Swanage, Low Tide was painted in 1935, the year that Paul Nash was commissioned by the poet John Betjeman to produce the shell guide to Dorset as part of The Shell Guide series. Whilst other editions in the series explored the picturesque, quaint, charming English countryside, Nash undertook a rigorous Surrealist investigation into the county. Dorset was, for Nash, Thomas Hardy country, where the landscape could be cruel and unpredictable, and man was at its mercy. Nash’s Dorset was an ancient landscape, originally inhabited by beasts and monster, in which the very ground was imbued with mythology and legend, rife with prehistoric and historic relics. The collective subconscious and the unheimlich (the uncanny) could erupt into the very fabric of the humdrum everyday at any moment, even whilst gently motoring between Victorian seaside towns.
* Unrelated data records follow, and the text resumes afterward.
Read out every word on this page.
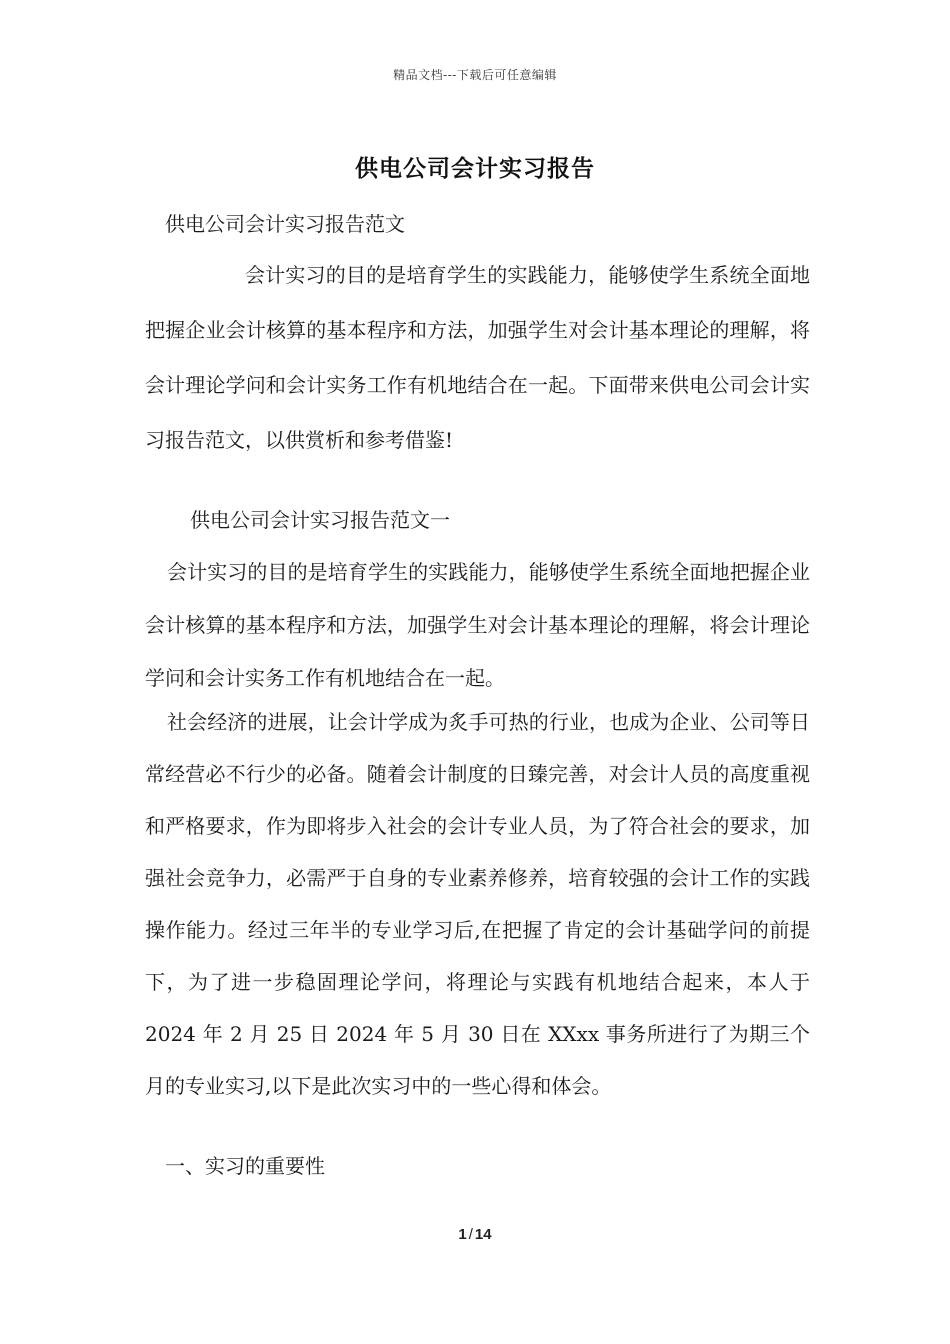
精品文档---下载后可任意编辑
供电公司会计实习报告

供电公司会计实习报告范文

会计实习的目的是培育学生的实践能力，能够使学生系统全面地把握企业会计核算的基本程序和方法，加强学生对会计基本理论的理解，将会计理论学问和会计实务工作有机地结合在一起。下面带来供电公司会计实习报告范文，以供赏析和参考借鉴!

供电公司会计实习报告范文一

会计实习的目的是培育学生的实践能力，能够使学生系统全面地把握企业会计核算的基本程序和方法，加强学生对会计基本理论的理解，将会计理论学问和会计实务工作有机地结合在一起。

社会经济的进展，让会计学成为炙手可热的行业，也成为企业、公司等日常经营必不行少的必备。随着会计制度的日臻完善，对会计人员的高度重视和严格要求，作为即将步入社会的会计专业人员，为了符合社会的要求，加强社会竞争力，必需严于自身的专业素养修养，培育较强的会计工作的实践操作能力。经过三年半的专业学习后,在把握了肯定的会计基础学问的前提下，为了进一步稳固理论学问，将理论与实践有机地结合起来，本人于 2024 年 2 月 25 日 2024 年 5 月 30 日在 XXxx 事务所进行了为期三个月的专业实习,以下是此次实习中的一些心得和体会。

一、实习的重要性

1 / 14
Nash lived in Swanage with his wife, Margaret, at No.2 The Parade, which still stands and bears a blue plaque for Nash, on the seafront between 1934 and 1936, and the town became the inspiration for a fruitful period of Surrealist works. In his article from April 1936, ‘Swanage or Seaside Surrealism’, Nash described the surrealist juxtaposition of the Victorian seaside architecture with sculpture imported from London set against further incongruous architectural features, all unfolding by the sea. In the previous decade when Nash had lived at the coast, in Dymchurch in Kent, the sea had been threatening and ferocious, a manifestation of trauma sustained in the trenches of WWI. In these works, the sea was the boundary between the calm of the English countryside and the battlefields of France, with the menacing sea always encroaching. In Swanage, and the present work, the sea and the beaches instead represented sources of Surrealist imagery, of creative stimulus, of connection to the Continent and its artistic influences. By 1936, the Dorset coastline took on further significance as the backdrop to Nash’s passionate affair with artist Eileen Agar that was the catalyst for the most experimental and productive period of his career. Together Nash and Agar combed the Dorset beaches and rolling hills inland, photographing, drawing, painting and constructing. 1936 was also the year that London hosted the International Surrealist Exhibition, in which Nash played a leading role, and which really represented the zenith of the participation of British artists in European Surrealism.

In Swanage, Low Tide Nash shows the waves lapping at the shoreline, depicting a scene familiar to any visitor to a seaside town. The pier is the central feature, regular yellow supports leading the eye back towards the platform with its two roofed shelters. The curving seawall with steps to the right foreground contrasts with the angularity of the pier behind, the juxtaposition of practical defense and holiday recreation. To the right, a small house overlooks a rocky beach with a subtle moment of surrealism as the mast of a boat, presumably behind the house as the coastline curves, appears to emanate from the chimney of the cottage. Nash delighted in such visual tricks, that confuse the eye and ask the viewer to look twice or doubt their powers of perception. The seascape is painted in Nash’s quintessential palette of the 1930s, dusky pinks, power blues, sandy yellows, terracotta reds. The watercolour is chalky and its application restrained. The master of the understated, Nash creates a familiar scene and yet, on second glance, one notices details, incongruities, absurdities that render a mysterious atmosphere and a painting that lingers in the mind’s eye.